Los intercambios se llevaban a cabo entre pocas personas o en espacios más amplios, como en ferias. En ambas ocasiones, mediaba el contacto personal así como la ingestión de alimentos y bebidas, lo cual propiciaría la transmisión de virus. También había rituales y celebraciones colectivas donde se compartían recipientes para beber chicha, lo que ayudaría al contagio.
Por otra parte, varias familias de indígenas vivían juntas, en lo que se llamaba galpón, bohío o palenque, en forma de usure, en idioma bribri. Esto implicaba que los miembros del linaje que los ocupaban compartirían mucho tiempo juntos, favoreciendo enfermedades. Esa cercanía familiar condujo a que desaparecieran asentamientos enteros de los que se dice “pueblo que era y ya no es”.
A la vez, las prácticas de intercambio se realizaban con gentes de otras áreas centroamericanas, como de Panamá y de Nicaragua. Eso favorecería el contagio de enfermedades, como la peste neumónica, desde esos lugares hacia Costa Rica, posiblemente antes de que llegaran españoles.

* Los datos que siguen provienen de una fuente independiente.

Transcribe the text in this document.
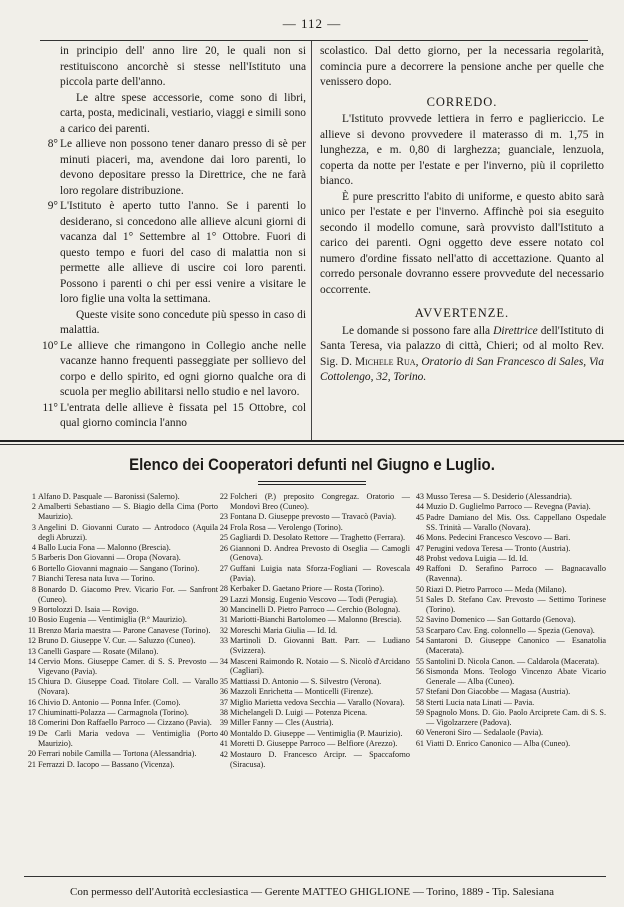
— 112 —
in principio dell' anno lire 20, le quali non si restituiscono ancorchè si stesse nell'Istituto una piccola parte dell'anno.
Le altre spese accessorie, come sono di libri, carta, posta, medicinali, vestiario, viaggi e simili sono a carico dei parenti.
8° Le allieve non possono tener danaro presso di sè per minuti piaceri, ma, avendone dai loro parenti, lo devono depositare presso la Direttrice, che ne farà loro regolare distribuzione.
9° L'Istituto è aperto tutto l'anno. Se i parenti lo desiderano, si concedono alle allieve alcuni giorni di vacanza dal 1° Settembre al 1° Ottobre. Fuori di questo tempo e fuori del caso di malattia non si permette alle allieve di uscire coi loro parenti. Possono i parenti o chi per essi venire a visitare le loro figlie una volta la settimana.
Queste visite sono concedute più spesso in caso di malattia.
10° Le allieve che rimangono in Collegio anche nelle vacanze hanno frequenti passeggiate per sollievo del corpo e dello spirito, ed ogni giorno qualche ora di scuola per meglio abilitarsi nello studio e nel lavoro.
11° L'entrata delle allieve è fissata pel 15 Ottobre, col qual giorno comincia l'anno

scolastico. Dal detto giorno, per la necessaria regolarità, comincia pure a decorrere la pensione anche per quelle che venissero dopo.

CORREDO.

L'Istituto provvede lettiera in ferro e pagliericcio. Le allieve si devono provvedere il materasso di m. 1,75 in lunghezza, e m. 0,80 di larghezza; guanciale, lenzuola, coperta da notte per l'estate e per l'inverno, più il copriletto bianco.

È pure prescritto l'abito di uniforme, e questo abito sarà unico per l'estate e per l'inverno. Affinchè poi sia eseguito secondo il modello comune, sarà provvisto dall'Istituto a carico dei parenti. Ogni oggetto deve essere notato col numero d'ordine fissato nell'atto di accettazione. Quanto al corredo personale dovranno essere provvedute del necessario occorrente.

AVVERTENZE.

Le domande si possono fare alla Direttrice dell'Istituto di Santa Teresa, via palazzo di città, Chieri; od al molto Rev. Sig. D. Michele Rua, Oratorio di San Francesco di Sales, Via Cottolengo, 32, Torino.

Elenco dei Cooperatori defunti nel Giugno e Luglio.
1 Alfano D. Pasquale — Baronissi (Salerno).
2 Amalberti Sebastiano — S. Biagio della Cima (Porto Maurizio).
3 Angelini D. Giovanni Curato — Antrodoco (Aquila degli Abruzzi).
4 Ballo Lucia Fona — Malonno (Brescia).
5 Barberis Don Giovanni — Oropa (Novara).
6 Bortello Giovanni magnaio — Sangano (Torino).
7 Bianchi Teresa nata Iuva — Torino.
8 Bonardo D. Giacomo Prev. Vicario For. — Sanfront (Cuneo).
9 Bortolozzi D. Isaia — Rovigo.
10 Bosio Eugenia — Ventimiglia (P.° Maurizio).
11 Brenzo Maria maestra — Parone Canavese (Torino).
12 Bruno D. Giuseppe V. Cur. — Saluzzo (Cuneo).
13 Canelli Gaspare — Rosate (Milano).
14 Cervio Mons. Giuseppe Camer. di S. S. Prevosto — Vigevano (Pavia).
15 Chiura D. Giuseppe Coad. Titolare Coll. — Varallo (Novara).
16 Chivio D. Antonio — Ponna Infer. (Como).
17 Chiuminatti-Polazza — Carmagnola (Torino).
18 Comerini Don Raffaello Parroco — Cizzano (Pavia).
19 De Carli Maria vedova — Ventimiglia (Porto Maurizio).
20 Ferrari nobile Camilla — Tortona (Alessandria).
21 Ferrazzi D. Iacopo — Bassano (Vicenza).
22 Folcheri (P.) preposito Congregaz. Oratorio — Mondovì Breo (Cuneo).
23 Fontana D. Giuseppe prevosto — Travacò (Pavia).
24 Frola Rosa — Verolengo (Torino).
25 Gagliardi D. Desolato Rettore — Traghetto (Ferrara).
26 Giannoni D. Andrea Prevosto di Oseglia — Camogli (Genova).
27 Guffani Luigia nata Sforza-Fogliani — Rovescala (Pavia).
28 Kerbaker D. Gaetano Priore — Rosta (Torino).
29 Lazzi Monsig. Eugenio Vescovo — Todi (Perugia).
30 Mancinelli D. Pietro Parroco — Cerchio (Bologna).
31 Mariotti-Bianchi Bartolomeo — Malonno (Brescia).
32 Moreschi Maria Giulia — Id. Id.
33 Martinoli D. Giovanni Batt. Parr. — Ludiano (Svizzera).
34 Masceni Raimondo R. Notaio — S. Nicolò d'Arcidano (Cagliari).
35 Mattiassi D. Antonio — S. Silvestro (Verona).
36 Mazzoli Enrichetta — Monticelli (Firenze).
37 Miglio Marietta vedova Secchia — Varallo (Novara).
38 Michelangeli D. Luigi — Potenza Picena.
39 Miller Fanny — Cles (Austria).
40 Montaldo D. Giuseppe — Ventimiglia (P. Maurizio).
41 Moretti D. Giuseppe Parroco — Belfiore (Arezzo).
42 Mostauro D. Francesco Arcipr. — Spaccaforno (Siracusa).
43 Musso Teresa — S. Desiderio (Alessandria).
44 Muzio D. Guglielmo Parroco — Revegna (Pavia).
45 Padre Damiano del Mis. Oss. Cappellano Ospedale SS. Trinità — Varallo (Novara).
46 Mons. Pedecini Francesco Vescovo — Bari.
47 Perugini vedova Teresa — Tronto (Austria).
48 Probst vedova Luigia — Id. Id.
49 Raffoni D. Serafino Parroco — Bagnacavallo (Ravenna).
50 Riazi D. Pietro Parroco — Meda (Milano).
51 Sales D. Stefano Cav. Prevosto — Settimo Torinese (Torino).
52 Savino Domenico — San Gottardo (Genova).
53 Scarparo Cav. Eng. colonnello — Spezia (Genova).
54 Santaroni D. Giuseppe Canonico — Esanatolia (Macerata).
55 Santolini D. Nicola Canon. — Caldarola (Macerata).
56 Sismonda Mons. Teologo Vincenzo Abate Vicario Generale — Alba (Cuneo).
57 Stefani Don Giacobbe — Magasa (Austria).
58 Sterti Lucia nata Linati — Pavia.
59 Spagnolo Mons. D. Gio. Paolo Arciprete Cam. di S. S. — Vigolzarzere (Padova).
60 Veneroni Siro — Sedalaole (Pavia).
61 Viatti D. Enrico Canonico — Alba (Cuneo).
Con permesso dell'Autorità ecclesiastica — Gerente MATTEO GHIGLIONE — Torino, 1889 - Tip. Salesiana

También cayeron los líderes
Sin duda, una severa disminución de la población fue el impacto principal que tuvieron las epidemias entre los indígenas americanos. Sin embargo, hubo otras serias consecuencias también que contribuyeron a la desestructuración social y política de estos pueblos. Muchos de los líderes indígenas, religiosos y civiles, o sea chamanes y caciques, murieron. Quienes guiaban y orientaban a los indígenas, desaparecieron. Ello causó una situación irreversible en ese momento, cuando fallecieron miembros de clanes dirigentes, lo cual redundó en cacicazgos decapitados, toda una dirigencia sociopolítica ancestral mermada.
Y si esa amarga situación se contempla dentro del contexto de la dura conquista española, podemos imaginar los inesperados, dolorosos y catastróficos momentos que vivieron los pueblos indígenas en los siglos XVI y XVII, como lo atestigua la historia.
En el presente y en la actual pandemia que sufrimos, el mirar hacia atrás nos demuestra que, igual que ocurrió a los indígenas de antaño, todavía existen virus para los que no tenemos inmunidad. Igual nos movemos con maneras de vivir, expresiones de amor y solidaridad que son cotidianas y que son culturales. Hoy día, aunque difícil, podemos actuar sobre cambios urgentes en nuestras prácticas culturales, económicas y afectivas en una crisis como la presente.
*La autora es historiadora y pertenece a la Academia de Geografía e Historia de Costa Rica.